Here is a list of every trade:
Using the RTO Model on Sectors
Seeing this performance on the S&P 500 I was excited to extend the test to individual sectors. However, in doing so the noise and volatility was astronomical.
(Above) Here is the RTO for the Technology Sector and the S&P 500. Notice the scales of 0.15 to -0.10 for the S&P 500 and 50 to -50 for Technology (and the data still getting truncated). The S&P Technology sector has contained as few as 18 to as many as 83 stocks over the last 66 years. Additions, removals, and volatility in individual stocks cause distortions in the relative turnover and the outcome is nonsensical.

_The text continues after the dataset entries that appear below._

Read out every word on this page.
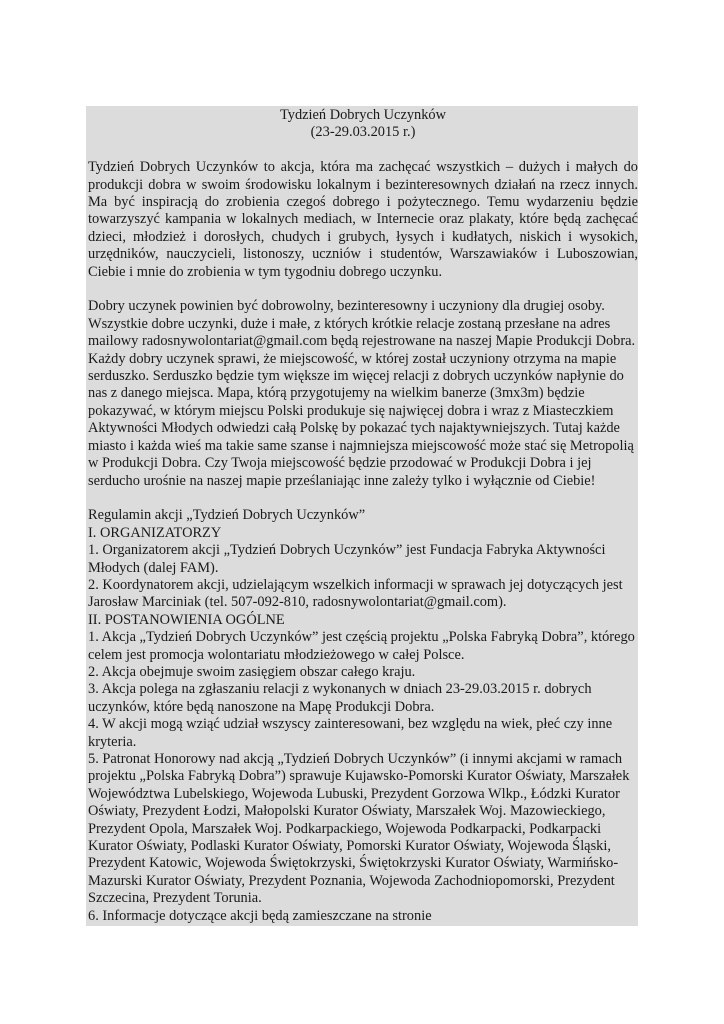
Tydzień Dobrych Uczynków
(23-29.03.2015 r.)

Tydzień Dobrych Uczynków to akcja, która ma zachęcać wszystkich – dużych i małych do produkcji dobra w swoim środowisku lokalnym i bezinteresownych działań na rzecz innych. Ma być inspiracją do zrobienia czegoś dobrego i pożytecznego. Temu wydarzeniu będzie towarzyszyć kampania w lokalnych mediach, w Internecie oraz plakaty, które będą zachęcać dzieci, młodzież i dorosłych, chudych i grubych, łysych i kudłatych, niskich i wysokich, urzędników, nauczycieli, listonoszy, uczniów i studentów, Warszawiaków i Luboszowian, Ciebie i mnie do zrobienia w tym tygodniu dobrego uczynku.

Dobry uczynek powinien być dobrowolny, bezinteresowny i uczyniony dla drugiej osoby. Wszystkie dobre uczynki, duże i małe, z których krótkie relacje zostaną przesłane na adres mailowy radosnywolontariat@gmail.com będą rejestrowane na naszej Mapie Produkcji Dobra. Każdy dobry uczynek sprawi, że miejscowość, w której został uczyniony otrzyma na mapie serduszko. Serduszko będzie tym większe im więcej relacji z dobrych uczynków napłynie do nas z danego miejsca. Mapa, którą przygotujemy na wielkim banerze (3mx3m) będzie pokazywać, w którym miejscu Polski produkuje się najwięcej dobra i wraz z Miasteczkiem Aktywności Młodych odwiedzi całą Polskę by pokazać tych najaktywniejszych. Tutaj każde miasto i każda wieś ma takie same szanse i najmniejsza miejscowość może stać się Metropolią w Produkcji Dobra. Czy Twoja miejscowość będzie przodować w Produkcji Dobra i jej serducho urośnie na naszej mapie prześlaniając inne zależy tylko i wyłącznie od Ciebie!

Regulamin akcji „Tydzień Dobrych Uczynków”
I. ORGANIZATORZY
1. Organizatorem akcji „Tydzień Dobrych Uczynków” jest Fundacja Fabryka Aktywności Młodych (dalej FAM).
2. Koordynatorem akcji, udzielającym wszelkich informacji w sprawach jej dotyczących jest Jarosław Marciniak (tel. 507-092-810, radosnywolontariat@gmail.com).
II. POSTANOWIENIA OGÓLNE
1. Akcja „Tydzień Dobrych Uczynków” jest częścią projektu „Polska Fabryką Dobra”, którego celem jest promocja wolontariatu młodzieżowego w całej Polsce.
2. Akcja obejmuje swoim zasięgiem obszar całego kraju.
3. Akcja polega na zgłaszaniu relacji z wykonanych w dniach 23-29.03.2015 r. dobrych uczynków, które będą nanoszone na Mapę Produkcji Dobra.
4. W akcji mogą wziąć udział wszyscy zainteresowani, bez względu na wiek, płeć czy inne kryteria.
5. Patronat Honorowy nad akcją „Tydzień Dobrych Uczynków” (i innymi akcjami w ramach projektu „Polska Fabryką Dobra”) sprawuje Kujawsko-Pomorski Kurator Oświaty, Marszałek Województwa Lubelskiego, Wojewoda Lubuski, Prezydent Gorzowa Wlkp., Łódzki Kurator Oświaty, Prezydent Łodzi, Małopolski Kurator Oświaty, Marszałek Woj. Mazowieckiego, Prezydent Opola, Marszałek Woj. Podkarpackiego, Wojewoda Podkarpacki, Podkarpacki Kurator Oświaty, Podlaski Kurator Oświaty, Pomorski Kurator Oświaty, Wojewoda Śląski, Prezydent Katowic, Wojewoda Świętokrzyski, Świętokrzyski Kurator Oświaty, Warmińsko-Mazurski Kurator Oświaty, Prezydent Poznania, Wojewoda Zachodniopomorski, Prezydent Szczecina, Prezydent Torunia.
6. Informacje dotyczące akcji będą zamieszczane na stronie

The alpha from RTO comes through assessing broad market capital flows so this particular method of using Turnover isn’t suitable for individual sectors. But there are many ways to skin a cat.
Conclusion
Of all the trading models I have built over the years, there has never been one that has been able to avoid market noise and hold onto long-term profitable positions to the extent that RTO does. There is clearly alpha to be found in tracking the balance of capital flows.
What would you like to see tested?
Foot Notes
I have not allowed for transaction fees or slippage. However, dividends have also not been included and the trade frequency is extremely low.
*The reason that I used directional turnover instead of just all Turnover is because ~8% of the daily Turnover for the S&P 500 before 1996 was from stocks that didn’t see their price change on the day. Read more here.
^To remove some of the noise I restricted all long signals to a minimum of 5 trading days and implemented a 5% trailing stop to close a long once the signal turned bearish. This reduced the number of signals from 225 to 54 and increased the average trade duration from 106 days to 442 while improving profitability.




















Interesting work. Are you using Python? How did you manage to get a hold of the data without survivorship bias?